Jul 4  GoogleOther: 63 requests — systematic read of
       every article, both permalink variants, the feeds
Jul 4  OAI-SearchBot: robots.txt check-ins every few hours
Jul 4  GPTBot: follow-up visits
─────
humans from outside the project: 0

GoogleOther earns its own paragraph, because it's easy to file under "some Google traffic." It isn't. It's the crawler Google uses to feed its research and AI products — deliberately separated from the Googlebot that builds the search index. In other words: the day after launch, our writing was read not by Google's search engine but by its AI machinery. Methodically, article by article.

Day three

Jul 5  LeakIX: 119 requests — vulnerability probe (admin
       panels, GraphQL, /server-status, container registries)
Jul 5  anonymous Go client: 80 requests — robots, sitemaps, scripts
Jul 5  GoogleOther: follow-up reads
15:05  GoogleOther → GET /old-article-slug/ → 404
─────
humans from outside the project: 0

By day three the visiting population had shifted from readers to scanners — which we note without drama, because this is the ordinary pulse of the web: a young domain gets probed for vulnerabilities faster than it gets read. The hosting's anti-bot layer, for what it's worth, passed the test we describe in our access-layer work: the only visitor challenged with a CAPTCHA was the scanner enumerating admin directories. Every AI bot walked through untouched.

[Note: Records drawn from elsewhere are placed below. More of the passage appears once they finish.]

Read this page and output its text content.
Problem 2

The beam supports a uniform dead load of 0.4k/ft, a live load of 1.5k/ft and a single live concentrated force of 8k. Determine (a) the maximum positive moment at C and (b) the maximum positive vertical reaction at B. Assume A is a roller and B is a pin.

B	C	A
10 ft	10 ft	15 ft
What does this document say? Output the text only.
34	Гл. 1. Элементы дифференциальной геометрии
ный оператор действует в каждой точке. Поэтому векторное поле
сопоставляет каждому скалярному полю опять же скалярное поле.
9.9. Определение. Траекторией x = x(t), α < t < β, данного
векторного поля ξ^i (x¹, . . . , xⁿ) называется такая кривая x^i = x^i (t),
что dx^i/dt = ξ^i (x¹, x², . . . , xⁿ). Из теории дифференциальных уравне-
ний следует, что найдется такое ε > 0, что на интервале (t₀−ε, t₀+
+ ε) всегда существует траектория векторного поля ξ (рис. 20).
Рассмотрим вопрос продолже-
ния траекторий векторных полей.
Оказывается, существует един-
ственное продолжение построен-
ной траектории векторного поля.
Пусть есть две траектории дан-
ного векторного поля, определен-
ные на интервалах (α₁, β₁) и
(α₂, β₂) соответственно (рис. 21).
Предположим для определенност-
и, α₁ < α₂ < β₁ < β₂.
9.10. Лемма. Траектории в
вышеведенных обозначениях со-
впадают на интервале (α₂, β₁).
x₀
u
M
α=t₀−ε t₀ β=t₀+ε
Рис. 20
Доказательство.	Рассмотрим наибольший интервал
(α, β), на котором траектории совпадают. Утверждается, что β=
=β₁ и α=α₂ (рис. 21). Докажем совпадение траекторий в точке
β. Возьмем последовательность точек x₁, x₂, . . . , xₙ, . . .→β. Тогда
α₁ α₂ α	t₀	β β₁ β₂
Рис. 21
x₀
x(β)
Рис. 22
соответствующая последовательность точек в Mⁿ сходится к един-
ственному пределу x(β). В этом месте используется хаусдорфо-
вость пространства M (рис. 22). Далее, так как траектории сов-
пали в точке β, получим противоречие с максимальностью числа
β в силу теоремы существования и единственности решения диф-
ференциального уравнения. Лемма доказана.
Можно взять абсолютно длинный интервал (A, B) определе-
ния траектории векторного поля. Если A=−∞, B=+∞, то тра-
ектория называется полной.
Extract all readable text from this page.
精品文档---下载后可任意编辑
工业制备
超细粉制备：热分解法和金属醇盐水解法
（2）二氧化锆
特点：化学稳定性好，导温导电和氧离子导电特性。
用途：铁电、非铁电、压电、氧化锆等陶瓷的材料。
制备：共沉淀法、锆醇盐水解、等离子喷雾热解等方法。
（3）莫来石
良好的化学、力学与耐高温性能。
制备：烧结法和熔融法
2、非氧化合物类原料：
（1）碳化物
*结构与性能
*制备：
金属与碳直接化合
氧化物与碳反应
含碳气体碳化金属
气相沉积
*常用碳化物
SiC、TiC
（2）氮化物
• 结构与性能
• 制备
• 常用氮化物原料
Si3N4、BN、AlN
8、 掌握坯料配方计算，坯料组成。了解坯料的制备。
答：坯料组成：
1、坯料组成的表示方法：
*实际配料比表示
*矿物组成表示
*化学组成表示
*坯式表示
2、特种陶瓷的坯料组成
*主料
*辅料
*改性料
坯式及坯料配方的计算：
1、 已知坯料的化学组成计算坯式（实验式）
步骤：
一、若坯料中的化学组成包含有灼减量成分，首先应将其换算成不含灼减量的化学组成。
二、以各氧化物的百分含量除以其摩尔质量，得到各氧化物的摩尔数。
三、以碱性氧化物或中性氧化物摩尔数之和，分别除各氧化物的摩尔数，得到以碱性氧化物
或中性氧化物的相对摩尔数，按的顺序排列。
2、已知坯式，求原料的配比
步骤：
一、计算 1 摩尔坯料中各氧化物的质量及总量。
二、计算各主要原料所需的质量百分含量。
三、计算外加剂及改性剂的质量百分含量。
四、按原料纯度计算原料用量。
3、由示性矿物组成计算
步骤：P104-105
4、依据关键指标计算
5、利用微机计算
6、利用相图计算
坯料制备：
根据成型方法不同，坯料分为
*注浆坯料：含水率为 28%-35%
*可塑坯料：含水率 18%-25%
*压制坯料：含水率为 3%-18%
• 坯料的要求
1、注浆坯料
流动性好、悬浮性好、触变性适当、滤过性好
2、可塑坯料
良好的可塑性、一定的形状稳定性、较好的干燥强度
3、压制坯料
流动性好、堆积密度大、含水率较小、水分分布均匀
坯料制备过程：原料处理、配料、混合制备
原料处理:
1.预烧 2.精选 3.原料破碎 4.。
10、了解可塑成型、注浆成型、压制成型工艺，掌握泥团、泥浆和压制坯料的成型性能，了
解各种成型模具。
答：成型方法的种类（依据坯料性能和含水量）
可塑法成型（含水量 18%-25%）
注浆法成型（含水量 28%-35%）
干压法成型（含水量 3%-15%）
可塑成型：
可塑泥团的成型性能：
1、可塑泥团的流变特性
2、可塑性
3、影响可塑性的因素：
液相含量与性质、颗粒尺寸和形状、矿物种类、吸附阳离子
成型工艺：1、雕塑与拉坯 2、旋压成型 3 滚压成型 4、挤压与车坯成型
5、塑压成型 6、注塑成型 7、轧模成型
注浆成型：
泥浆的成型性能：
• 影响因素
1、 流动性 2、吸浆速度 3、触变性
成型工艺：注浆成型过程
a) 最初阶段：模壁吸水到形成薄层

But the last line of that log is ours. In the first hours after launch, one article's permalink changed — and the old address died without a redirect. GPTBot had fetched the content from the old URL on day one; by day three, GoogleOther found a 404 there. For 48 hours we taught the machines an address that had stopped existing — which is precisely the signal-consistency mistake we flag when we test other people's sites. The 301 is in place now. We're leaving the log line in this note, because getting caught by your own rule, with your own instrument, is the best evidence the instrument works.

The tally

In the 72 hours after launch, this project's writing was read by: OpenAI (a full crawl, live fetches mid-conversation, a robots.txt sentinel returning every few hours), Google (indexing within a minute, then its AI crawler reading everything twice over), Perplexity (a reconnaissance pass), a specialized agent-readiness scanner (a complete protocol-layer probe) — and one human being.

We don't read this as a distribution failure. A domain with no history has no right to organic readers in its first weekend, and this note is part of earning them. We read it as a measurement almost nobody takes: the order in which the world learns that new content exists. And that order is no longer ambiguous. The models knew about our writing — and could cite it in answers — long before the first human arrived. The window from publication to machine memory is measured in minutes and hours. The window to the first human reader is measured in days.

If you run a website, the practical version is this: your first reader is a machine too, whether you know it or not. The only open question is what it finds when it arrives.


The logs in this note come from the Polish-language side of this project — the research engine that feeds senteri.com. The experiment is repeatable on any site with access to its server logs; all you need is a publication timestamp and the patience to read what came next.